05 Junho 2023
"A luta contra a todos grupos sociais e políticos que se aliam para defender a superioridade humana de uma minoria sobre os tratados como “inferiores” não é meramente uma questão ético-política, mas é uma questão de fé (Status Confessionis) para nós cristãos e uma questão de futuro da humanidade", escreve Jung Mo Sung, teólogo, cientista e professor titular da Universidade Metodista de São Paulo no Programa de Pós-Graduação em Ciências da Religião.
Franz Hinkelammert, no seu último livro “Cuando Dios se hace hombre, el ser humano hace la modernidad. Crítica de la razón mítica en la historia occidental" (2. ed., rev. e amp. 2022), diz que “estamos em uma crise da civilização Ocidental, que começa com o levantamento contra a igualdade de todas as pessoas, que é ao mesmo tempo um levantamento contra os direitos humanos. Isto se deriva do pensamento de Nietzsche e logo se converte em realidade, primeiro no fascismo, e hoje em dia no neoliberalismo” (p. 264).
A noção de “crise civilizatória” é muito usada por cientistas sociais, teólogos ou outras áreas de conhecimento ao falar da situação global. Uns apontam que a sua causa vem da pretensão da razão moderna de controlar a natureza, outros da absolutização da lógica do lucro no capitalismo, que foi acelerado no neoliberalismo, e ainda outros, como neoliberais, citam a perda da noção original de liberdade individual como a causa. Para esses últimos, a pretensão moderna de construir conscientemente uma sociedade socialmente mais “justa”, –que pressupõe uma intervenção do Estado (social democrata ou socialista) no mercado com políticas e programas sociais–, seria a principal causa da atual crise civilizatória. Nesse sentido, o neoliberalismo seria uma proposta de “salvação” da humanidade contra todos aqueles que interferem na liberdade do mercado e na lógica do mérito individual. Assim, podemos dizer que, além das lutas políticas e de classes, estamos em uma luta de interpretação sobre as causas e consequências da atual crise civilizatória e o futuro da humanidade.
Na citação mais acima, Hinkelammert diz que a atual crise “começa com o levantamento contra a igualdade de todas as pessoas, que é ao mesmo tempo um levantamento contra os direitos humanos”, levantamento esse que teria iniciado com Nietzsche e tornado uma força política com o fascismo/nazismo e o neoliberalismo. Sabemos que nas sociedades antigas a noção de igualdade de todas pessoas não fazia nenhum sentido. As religiões ensinavam que Deus ou deuses haviam criado diferentes tipos de seres humanos, livres e escravos, castas superiores e inferiores, ou pessoas de “sangue azul” e o comum; assim como as filosofias justificavam a escravidão em nome da natureza. Nesse sentido, o “normal” era a diferença fundamental entre os livres e os escravos, ou entre seres humanos superiores e os inferiores. Hinkelammert, como um dos principais pensadores da teologia da libertação e do pensamento crítico latino-americana, retoma essa questão da origem da atual crise civilizatória lembrando-nos que não foi da tradição greco-romana, mas sim da judaica que aprendemos a rebelião dos “inferiores” em nome da igualdade de todos seres humanos. E que essa tradição ganhou um salto transcendental no anúncio do Reino de Deus feito por Jesus. Um reino em que Deus ama a todos seres humanos, bons ou maus, amigos ou inimigos, pecadores ou “santos”.

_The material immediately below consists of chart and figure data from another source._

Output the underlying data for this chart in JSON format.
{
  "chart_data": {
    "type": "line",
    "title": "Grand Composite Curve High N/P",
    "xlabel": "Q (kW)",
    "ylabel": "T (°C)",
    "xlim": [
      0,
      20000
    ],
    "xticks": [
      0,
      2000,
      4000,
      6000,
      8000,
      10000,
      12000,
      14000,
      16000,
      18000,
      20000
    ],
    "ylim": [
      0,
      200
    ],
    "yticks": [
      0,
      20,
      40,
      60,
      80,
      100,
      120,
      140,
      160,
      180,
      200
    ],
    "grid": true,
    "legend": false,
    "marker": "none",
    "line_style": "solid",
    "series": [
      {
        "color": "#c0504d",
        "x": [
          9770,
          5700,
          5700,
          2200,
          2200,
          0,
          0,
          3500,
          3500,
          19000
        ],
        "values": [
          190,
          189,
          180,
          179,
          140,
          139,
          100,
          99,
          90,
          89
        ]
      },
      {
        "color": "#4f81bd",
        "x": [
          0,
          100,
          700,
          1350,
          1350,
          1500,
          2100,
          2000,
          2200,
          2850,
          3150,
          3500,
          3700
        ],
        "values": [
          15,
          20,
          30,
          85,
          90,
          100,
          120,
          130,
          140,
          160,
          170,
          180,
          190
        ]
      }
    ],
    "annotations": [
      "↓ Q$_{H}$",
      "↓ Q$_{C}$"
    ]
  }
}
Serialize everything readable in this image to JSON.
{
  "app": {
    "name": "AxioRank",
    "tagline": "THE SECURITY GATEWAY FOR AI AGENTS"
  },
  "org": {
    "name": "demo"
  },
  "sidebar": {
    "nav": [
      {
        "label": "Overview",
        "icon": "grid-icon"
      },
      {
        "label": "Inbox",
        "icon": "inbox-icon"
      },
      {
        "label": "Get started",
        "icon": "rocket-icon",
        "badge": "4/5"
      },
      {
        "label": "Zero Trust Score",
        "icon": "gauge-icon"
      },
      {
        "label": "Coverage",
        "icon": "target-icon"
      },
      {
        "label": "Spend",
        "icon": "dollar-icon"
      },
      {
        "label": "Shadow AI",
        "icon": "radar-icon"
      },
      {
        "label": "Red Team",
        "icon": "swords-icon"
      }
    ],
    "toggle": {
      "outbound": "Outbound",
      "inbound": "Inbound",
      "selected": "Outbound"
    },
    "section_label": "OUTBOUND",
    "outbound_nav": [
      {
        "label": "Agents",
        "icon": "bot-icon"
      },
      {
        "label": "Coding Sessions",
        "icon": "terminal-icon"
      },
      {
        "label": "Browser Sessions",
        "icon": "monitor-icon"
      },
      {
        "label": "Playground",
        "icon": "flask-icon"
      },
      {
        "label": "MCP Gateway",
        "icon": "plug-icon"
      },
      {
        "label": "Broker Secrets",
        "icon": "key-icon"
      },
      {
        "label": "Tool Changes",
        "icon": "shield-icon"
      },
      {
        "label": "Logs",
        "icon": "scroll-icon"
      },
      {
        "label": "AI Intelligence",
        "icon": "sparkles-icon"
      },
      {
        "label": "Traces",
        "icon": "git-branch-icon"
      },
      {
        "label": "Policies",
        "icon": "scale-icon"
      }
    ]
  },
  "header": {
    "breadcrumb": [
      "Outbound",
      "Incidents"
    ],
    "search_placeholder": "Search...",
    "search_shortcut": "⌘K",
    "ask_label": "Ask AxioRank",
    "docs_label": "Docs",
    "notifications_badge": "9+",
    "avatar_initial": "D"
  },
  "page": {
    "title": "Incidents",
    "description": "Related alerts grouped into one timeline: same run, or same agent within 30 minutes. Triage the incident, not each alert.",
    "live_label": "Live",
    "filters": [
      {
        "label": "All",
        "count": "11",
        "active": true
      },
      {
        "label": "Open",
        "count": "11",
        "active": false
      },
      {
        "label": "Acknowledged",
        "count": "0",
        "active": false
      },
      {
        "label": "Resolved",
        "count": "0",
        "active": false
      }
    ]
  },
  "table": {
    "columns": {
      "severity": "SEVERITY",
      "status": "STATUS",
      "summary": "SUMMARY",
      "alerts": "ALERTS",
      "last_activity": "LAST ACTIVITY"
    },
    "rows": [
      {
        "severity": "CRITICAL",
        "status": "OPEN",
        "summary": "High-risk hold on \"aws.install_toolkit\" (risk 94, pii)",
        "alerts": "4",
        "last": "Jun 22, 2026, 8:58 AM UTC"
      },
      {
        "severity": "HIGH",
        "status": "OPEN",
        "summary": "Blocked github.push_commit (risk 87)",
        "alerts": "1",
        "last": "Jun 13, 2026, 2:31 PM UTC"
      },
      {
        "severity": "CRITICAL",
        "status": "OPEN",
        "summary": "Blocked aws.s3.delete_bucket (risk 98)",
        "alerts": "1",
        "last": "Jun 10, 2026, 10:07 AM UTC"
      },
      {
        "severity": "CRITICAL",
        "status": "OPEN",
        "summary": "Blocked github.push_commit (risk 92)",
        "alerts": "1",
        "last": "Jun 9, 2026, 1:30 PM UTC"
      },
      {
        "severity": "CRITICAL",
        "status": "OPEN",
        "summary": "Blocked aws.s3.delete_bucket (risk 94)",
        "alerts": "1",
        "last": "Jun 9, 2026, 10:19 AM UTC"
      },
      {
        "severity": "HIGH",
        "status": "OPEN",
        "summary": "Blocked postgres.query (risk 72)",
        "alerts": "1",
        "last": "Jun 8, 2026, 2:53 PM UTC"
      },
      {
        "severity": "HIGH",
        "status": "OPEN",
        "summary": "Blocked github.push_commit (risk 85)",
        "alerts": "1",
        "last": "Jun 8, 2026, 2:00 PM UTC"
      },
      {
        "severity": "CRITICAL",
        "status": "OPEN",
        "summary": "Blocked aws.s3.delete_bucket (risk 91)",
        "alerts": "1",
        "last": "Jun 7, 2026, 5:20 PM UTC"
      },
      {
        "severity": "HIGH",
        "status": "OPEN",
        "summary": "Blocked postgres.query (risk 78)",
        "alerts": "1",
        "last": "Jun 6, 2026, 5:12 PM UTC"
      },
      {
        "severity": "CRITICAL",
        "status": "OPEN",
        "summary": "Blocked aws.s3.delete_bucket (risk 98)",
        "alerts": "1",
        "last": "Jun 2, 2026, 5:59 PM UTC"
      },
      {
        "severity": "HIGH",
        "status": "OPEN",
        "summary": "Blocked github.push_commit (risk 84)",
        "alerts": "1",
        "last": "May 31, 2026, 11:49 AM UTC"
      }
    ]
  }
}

Hinkelammert interpreta a afirmação de Paulo, “já não há judeu ou grego, escravo ou livre, homem e mulher”, como uma expressão filosófico-teológica daquilo que Jesus tratou na expressão Reino de Deus: todos os seres humanos são igualmente dignos. É claro que afirmação de Paulo não significa que não há diferenças entre as pessoas, mas sim que as diferenças não podem ser usadas como um pretexto para discriminar outras pessoas. Além disso, essa afirmação “não há judeu ou grego, livre ou escravo, homem e mulher” não é uma expressão descritiva do que existe no mundo, mas sim um “conceito transcendental” que nos permite ver o que ainda está ausente nas nossas vidas e nas sociedades. Isto é, nas práxis de libertação e nas relações intersubjetivas mais justas e humanas podemos ver, pela “fé”, a presença do Reino de Deus no interior da história, sabendo que essa presença é também a manifestação da ausência da plenitude do RD no meio de nós.
Pela dinâmica histórica marcada pelo anúncio da igualdade de todos seres humanos, a sociedade moderna produziu a democracia, os direitos humanos universais baseados na noção de dignidade de humana. Surge então a rebelião dos ressentidos com o surgimento de uma ordem social mais humanista contra os que defendem os direitos humanos, isto é, a rebelião contra os que defendem os direitos civis (dos negros, indígenas, mulheres, LGBTQ+, pessoas com deficiência...), contra os direitos sociais dos pobres e os defensores da democracia político-social-ambiental.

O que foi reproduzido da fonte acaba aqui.